Periodic Reporting for period 4 - MAIN (Molecular Adhesion and Interactions in the Nervous system)

Reporting period: 2020-09-01 to 2021-06-30

Interactions and communication between cells in our body is important for the function and formation of tissues. Cells interact to provide mechanic support and shape organs, and cells exchange signals in order to function coherently. Disruption of these processes can lead to pathologies ranging from cancer to developmental disorders. The interaction and communication between cells is for a large part organized by proteins expressed on cell surfaces. On the cell surface these proteins can act as receptors or as ligands to receive or send signals from one cell to the other. In addition, these proteins can interact between cells and form adhesion complexes to shape our organs. It is not well understood how cell-surface expressed proteins organize themselves to control intercellular signaling and adhesion but previous results have shown that protein structures, interactions and conformational changes are the driving forces.

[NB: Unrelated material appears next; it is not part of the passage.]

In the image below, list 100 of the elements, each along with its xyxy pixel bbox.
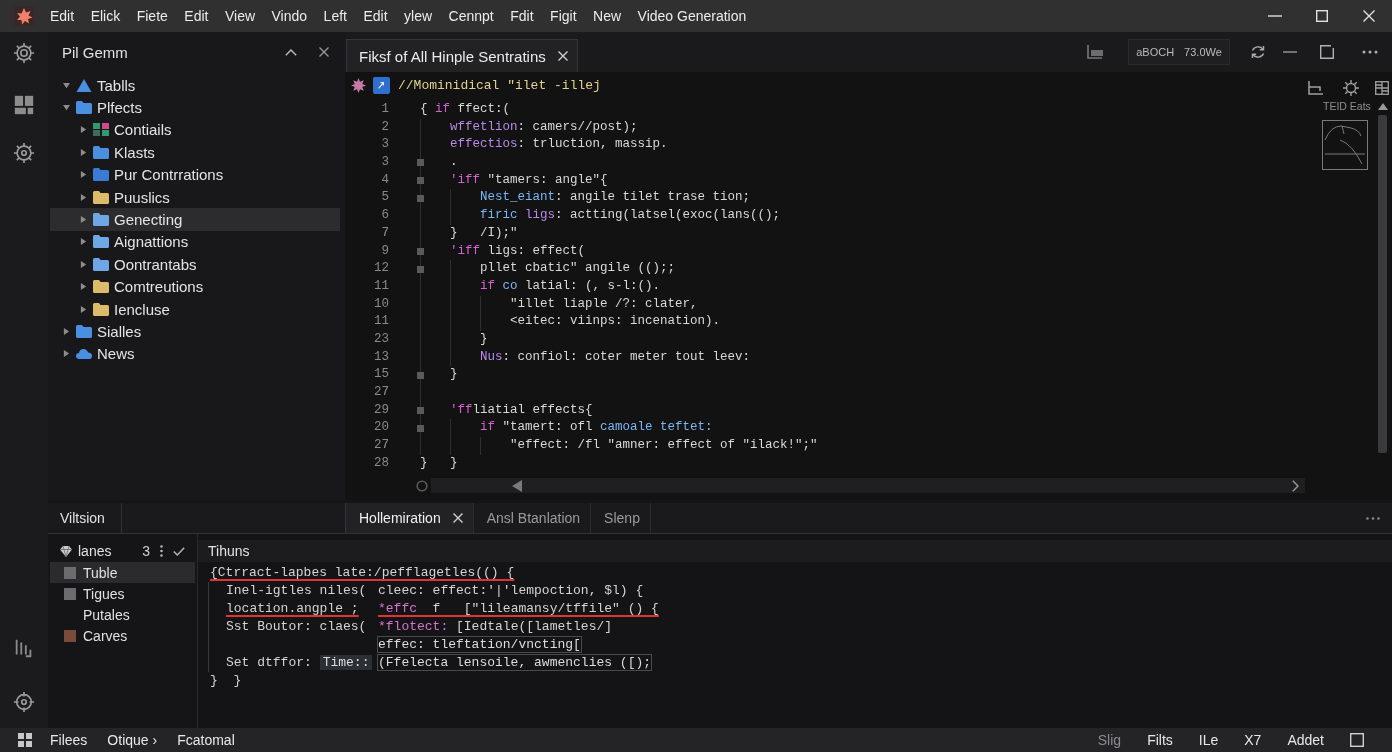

In this project we use two important protein signaling and adhesion systems, Notch and Contactin, to better understand the molecular mechanisms that underlie signaling and adhesion. The Notch and Contactin family of proteins play key roles in the development and function of several organs including our nervous system. Aberrant function of these proteins leads to the development of cancers and neurological disorders. Questions that we are addressing are: How do proteins interact in isolation and in a membrane setting? How does ligand binding induce receptor signaling? How are signaling and adhesion assemblies formed? These detailed mechanistic and structural insights will provide a molecular basis for understanding signaling and adhesion events. And ultimately these insights will help in the development of therapeutics that target diseases caused by malfunction of adhesion processes and intercellular signaling.
The receptors and ligands involved in intercellular adhesion and signaling are often large, consist of multiple domains (up to 40 for the Notch extracellular segment) and are post-translationally modified. We have established the production and purification of most proteins as planned. In particular the production and purification of the Notch1 and Jagged1 full ectodomains has been challenging but we were able to obtain mg quantities of high-quality samples for our subsequent work. The Notch1 receptor and its Jagged1 ligand play critical roles in the development and homeostasis of tissues and they can interact in cis (on the same cell) and in trans (between cells) for their function. We have shown that multiple sites in these multidomain proteins can interact intra- and inter-molecularly and that functionally important sites previously thought to be distal can in fact interact directly. This work has been presented at international and national conferences and has been published (Zeronian et al, 2021 PNAS doi.org/10.1073/pnas.2102502118).
In addition, for the contactin adhesion system we have produced and purified extracellular segments, determined interactions between proteins and established the oligomeric state for many of the samples. Structural studies have revealed detailed insights explaining how these proteins work as adhesion systems controlling cell-cell contacts. This work has been presented at international and national conferences and has been submitted for publication.
The structural, biophysical and biochemical insights that we have obtained are novel and reveal the mechanistic details of how interactions and structures work together to organize cell-cell signaling and communication.